To comply with US Federal Aviation Administration regulations, Boeing will deactivate the tail fuel system to satisfy the requirement that no structural flutter be present in the airframe after any single failure condition.
“These conditions do not present themselves when the tanks are empty,” Boeing said of the structural failure evaluations, which were only found to occur if the aircraft’s wing-to-strut join fitting had failed.
The “requirement for all key structural fittings…need to have a design tolerant of ‘any single failure’”, said Boeing. “We’re actively working on ways to activate the fuel tanks for the long term.”

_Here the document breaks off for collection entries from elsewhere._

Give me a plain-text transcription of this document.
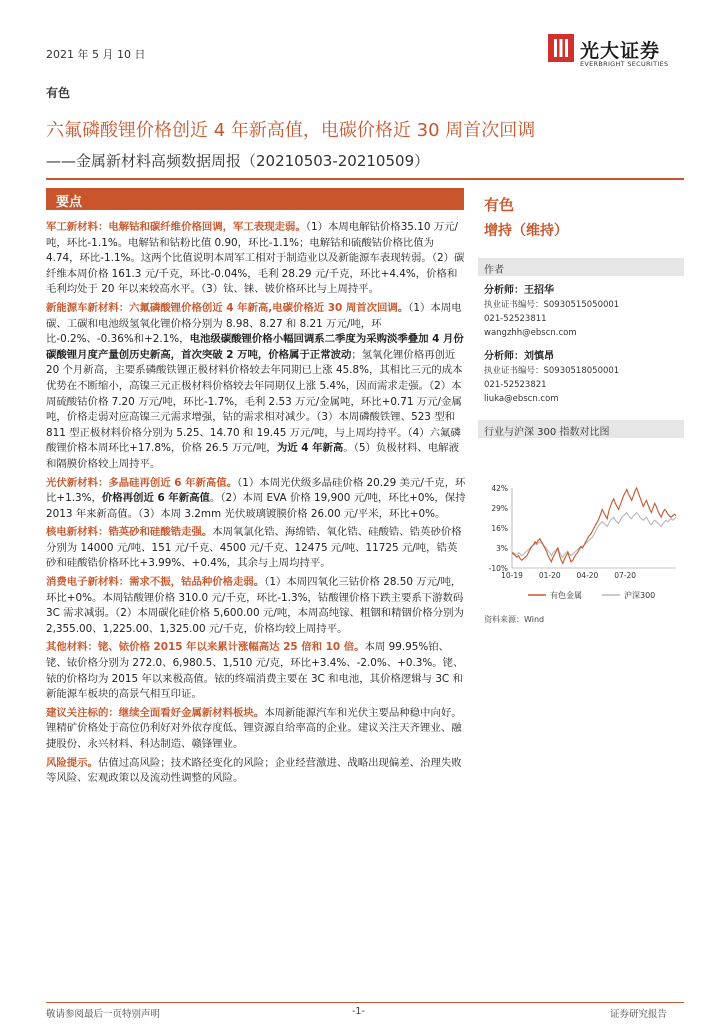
2021 年 5 月 10 日	光大证券
EVERBRIGHT SECURITIES
有色
六氟磷酸锂价格创近 4 年新高值，电碳价格近 30 周首次回调
——金属新材料高频数据周报（20210503-20210509）
要点
军工新材料：电解钴和碳纤维价格回调，军工表现走弱。（1）本周电解钴价格35.10 万元/吨，环比-1.1%。电解钴和钴粉比值 0.90，环比-1.1%；电解钴和硫酸钴价格比值为 4.74，环比-1.1%。这两个比值说明本周军工相对于制造业以及新能源车表现转弱。（2）碳纤维本周价格 161.3 元/千克，环比-0.04%，毛利 28.29 元/千克，环比+4.4%，价格和毛利均处于 20 年以来较高水平。（3）钛、铼、铍价格环比与上周持平。
新能源车新材料：六氟磷酸锂价格创近 4 年新高,电碳价格近 30 周首次回调。（1）本周电碳、工碳和电池级氢氧化锂价格分别为 8.98、8.27 和 8.21 万元/吨，环比-0.2%、-0.36%和+2.1%，电池级碳酸锂价格小幅回调系二季度为采购淡季叠加 4 月份碳酸锂月度产量创历史新高，首次突破 2 万吨，价格属于正常波动；氢氧化锂价格再创近 20 个月新高，主要系磷酸铁锂正极材料价格较去年同期已上涨 45.8%，其相比三元的成本优势在不断缩小，高镍三元正极材料价格较去年同期仅上涨 5.4%，因而需求走强。（2）本周硫酸钴价格 7.20 万元/吨，环比-1.7%，毛利 2.53 万元/金属吨，环比+0.71 万元/金属吨，价格走弱对应高镍三元需求增强，钴的需求相对减少。（3）本周磷酸铁锂、523 型和 811 型正极材料价格分别为 5.25、14.70 和 19.45 万元/吨，与上周均持平。（4）六氟磷酸锂价格本周环比+17.8%，价格 26.5 万元/吨，为近 4 年新高。（5）负极材料、电解液和隔膜价格较上周持平。
光伏新材料：多晶硅再创近 6 年新高值。（1）本周光伏级多晶硅价格 20.29 美元/千克，环比+1.3%，价格再创近 6 年新高值。（2）本周 EVA 价格 19,900 元/吨，环比+0%，保持 2013 年来新高值。（3）本周 3.2mm 光伏玻璃镀膜价格 26.00 元/平米，环比+0%。
核电新材料：锆英砂和硅酸锆走强。本周氧氯化锆、海绵锆、氧化锆、硅酸锆、锆英砂价格分别为 14000 元/吨、151 元/千克、4500 元/千克、12475 元/吨、11725 元/吨，锆英砂和硅酸锆价格环比+3.99%、+0.4%，其余与上周均持平。
消费电子新材料：需求不振，钴品种价格走弱。（1）本周四氧化三钴价格 28.50 万元/吨，环比+0%。本周钴酸锂价格 310.0 元/千克，环比-1.3%，钴酸锂价格下跌主要系下游数码 3C 需求减弱。（2）本周碳化硅价格 5,600.00 元/吨，本周高纯镓、粗铟和精铟价格分别为 2,355.00、1,225.00、1,325.00 元/千克，价格均较上周持平。
其他材料：铑、铱价格 2015 年以来累计涨幅高达 25 倍和 10 倍。本周 99.95%铂、铑、铱价格分别为 272.0、6,980.5、1,510 元/克，环比+3.4%、-2.0%、+0.3%。铑、铱的价格均为 2015 年以来极高值。铱的终端消费主要在 3C 和电池，其价格逻辑与 3C 和新能源车板块的高景气相互印证。
建议关注标的：继续全面看好金属新材料板块。本周新能源汽车和光伏主要品种稳中向好。锂精矿价格处于高位仍利好对外依存度低、锂资源自给率高的企业。建议关注天齐锂业、融捷股份、永兴材料、科达制造、赣锋锂业。
风险提示。估值过高风险；技术路径变化的风险；企业经营激进、战略出现偏差、治理失败等风险、宏观政策以及流动性调整的风险。
有色
增持（维持）
作者
分析师：王招华
执业证书编号：S0930515050001
021-52523811
wangzhh@ebscn.com
分析师：刘慎昂
执业证书编号：S0930518050001
021-52523821
liuka@ebscn.com
行业与沪深 300 指数对比图
42%
29%
16%
3%
-10%
10-19 01-20 04-20 07-20
有色金属	沪深300
资料来源：Wind
敬请参阅最后一页特别声明	-1-	证券研究报告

The lock-out will be achieved through the pulling of a circuit breaker and the physical disconnection and capping of fuel lines running to the horizontal stabilizers’ 3,300gal tanks.
The document listed the maximum structural payload for the passenger configured model as 82.1t (181,000lb) and the pre-service bulletin for the 747-8F at 134t (295,200lb), which increased after April’s update to 139t (306,000lb).